Mary Jo Foley has the scoop on this story on ZDNet, about how Microsoft will sell packaged on-premises Azure (Hyper-V, System Center, and Windows Azure Pack) private or hosted (private or public) clouds through hardware partners. She asks a question: which vendors can offer this solution, which uses Storage Spaces for the Hyper-V VM storage. That is easy enough to answer, as of right now, thanks to the limited number of traditional server PLUS storage vendors in the Storage Spaces HCL category. This includes:
- Fujitsu: who are not exactly a big player outside of government (at least here in Ireland)

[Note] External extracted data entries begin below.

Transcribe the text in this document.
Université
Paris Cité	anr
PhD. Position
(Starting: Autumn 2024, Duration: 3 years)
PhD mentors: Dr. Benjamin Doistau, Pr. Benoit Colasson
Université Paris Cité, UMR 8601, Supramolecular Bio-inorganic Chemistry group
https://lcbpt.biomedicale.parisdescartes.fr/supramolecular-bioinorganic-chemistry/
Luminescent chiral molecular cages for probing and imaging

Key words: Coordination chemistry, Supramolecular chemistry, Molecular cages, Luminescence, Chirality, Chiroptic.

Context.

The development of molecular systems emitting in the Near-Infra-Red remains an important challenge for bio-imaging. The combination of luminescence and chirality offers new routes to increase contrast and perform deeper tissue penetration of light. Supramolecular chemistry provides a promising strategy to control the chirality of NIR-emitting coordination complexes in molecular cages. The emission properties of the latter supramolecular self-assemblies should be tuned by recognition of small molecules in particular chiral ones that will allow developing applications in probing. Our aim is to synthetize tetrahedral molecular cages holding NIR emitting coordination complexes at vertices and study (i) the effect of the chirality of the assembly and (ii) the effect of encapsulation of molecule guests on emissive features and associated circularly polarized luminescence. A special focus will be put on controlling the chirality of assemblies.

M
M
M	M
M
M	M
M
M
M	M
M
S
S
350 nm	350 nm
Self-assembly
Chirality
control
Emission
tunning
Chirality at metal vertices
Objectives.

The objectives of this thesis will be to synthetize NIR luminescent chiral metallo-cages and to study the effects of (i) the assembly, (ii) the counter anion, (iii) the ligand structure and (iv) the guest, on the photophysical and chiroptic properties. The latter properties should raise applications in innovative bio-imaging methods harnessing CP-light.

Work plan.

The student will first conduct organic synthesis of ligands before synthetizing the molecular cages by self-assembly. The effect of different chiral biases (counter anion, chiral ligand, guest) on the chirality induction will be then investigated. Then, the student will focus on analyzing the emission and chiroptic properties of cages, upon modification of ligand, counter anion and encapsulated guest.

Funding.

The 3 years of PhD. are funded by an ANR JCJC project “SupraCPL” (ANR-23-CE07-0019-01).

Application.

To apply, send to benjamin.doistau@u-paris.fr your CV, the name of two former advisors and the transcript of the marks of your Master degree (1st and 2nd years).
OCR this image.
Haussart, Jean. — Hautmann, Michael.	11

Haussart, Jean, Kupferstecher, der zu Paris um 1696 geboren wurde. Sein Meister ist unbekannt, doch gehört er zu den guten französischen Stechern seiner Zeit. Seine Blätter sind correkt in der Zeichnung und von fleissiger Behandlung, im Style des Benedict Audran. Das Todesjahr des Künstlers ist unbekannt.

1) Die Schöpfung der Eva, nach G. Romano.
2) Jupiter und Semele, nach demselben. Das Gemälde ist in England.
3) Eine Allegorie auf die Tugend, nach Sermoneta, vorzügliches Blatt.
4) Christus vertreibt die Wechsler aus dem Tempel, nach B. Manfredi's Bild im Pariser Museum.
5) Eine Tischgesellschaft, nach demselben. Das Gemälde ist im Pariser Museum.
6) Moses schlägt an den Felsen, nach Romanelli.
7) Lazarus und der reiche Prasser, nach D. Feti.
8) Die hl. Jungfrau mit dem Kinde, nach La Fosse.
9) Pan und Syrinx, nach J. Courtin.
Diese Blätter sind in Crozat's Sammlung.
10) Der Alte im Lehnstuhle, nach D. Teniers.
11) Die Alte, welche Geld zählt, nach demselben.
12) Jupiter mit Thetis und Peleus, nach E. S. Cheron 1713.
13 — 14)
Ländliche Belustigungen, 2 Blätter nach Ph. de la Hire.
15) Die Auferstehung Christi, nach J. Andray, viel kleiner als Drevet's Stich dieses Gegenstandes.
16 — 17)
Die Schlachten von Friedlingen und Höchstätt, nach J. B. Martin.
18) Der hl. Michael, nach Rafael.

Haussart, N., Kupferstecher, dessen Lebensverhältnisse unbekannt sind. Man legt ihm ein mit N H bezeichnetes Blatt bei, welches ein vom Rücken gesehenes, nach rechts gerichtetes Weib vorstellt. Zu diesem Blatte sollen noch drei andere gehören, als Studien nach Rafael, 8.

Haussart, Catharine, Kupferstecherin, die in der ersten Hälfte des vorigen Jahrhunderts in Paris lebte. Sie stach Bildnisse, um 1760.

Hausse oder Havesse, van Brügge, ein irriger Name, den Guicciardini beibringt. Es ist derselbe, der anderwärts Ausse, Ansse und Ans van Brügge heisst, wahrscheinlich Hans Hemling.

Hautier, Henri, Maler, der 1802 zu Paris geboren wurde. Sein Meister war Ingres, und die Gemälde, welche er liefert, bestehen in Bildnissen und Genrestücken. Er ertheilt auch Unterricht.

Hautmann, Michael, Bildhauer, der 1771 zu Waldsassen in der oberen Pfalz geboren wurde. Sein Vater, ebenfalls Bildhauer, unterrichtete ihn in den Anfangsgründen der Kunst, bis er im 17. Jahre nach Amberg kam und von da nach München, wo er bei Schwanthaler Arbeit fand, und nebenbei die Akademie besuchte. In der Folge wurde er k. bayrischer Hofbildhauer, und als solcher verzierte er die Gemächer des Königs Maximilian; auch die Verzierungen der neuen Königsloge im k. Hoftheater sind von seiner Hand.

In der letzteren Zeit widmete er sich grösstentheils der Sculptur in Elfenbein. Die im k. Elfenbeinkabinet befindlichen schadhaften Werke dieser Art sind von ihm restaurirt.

- Super Micro: A company that builds specifically to order, and doesn’t seem to understand channel sales like a HP, Dell, Fujitsu, etc – mainly a data center player and not a packaged solution vendor.
- Dell
And that’s where I think we’ll see Microsoft make a play. Microsoft invested billions into Dell. Dell has 2 JBOD models for Storage Spaces. They sell the types of servers that Microsoft envisions for use in a cloud (half U servers). And Dell is the sort of company that sells packaged solutions.
And before you comment: No; I have not mentioned HP. HP has no certified Storage Spaces JBODs, as you can clearly see in the Storage Spaces HCL category. And anyway, HP want to push other things that are not in the Cloud OS vision and compete with Windows Server, System Center, and Azure.
But who knows – it’s just bang on 4 years since Microsoft announced that there would be third-party Azure appliances and they never appeared. Maybe nothing will happen of this – it’s hard to package up a Microsoft solution now because their Cloud OS products are upgrading way too quickly for a big company like Dell to keep up with.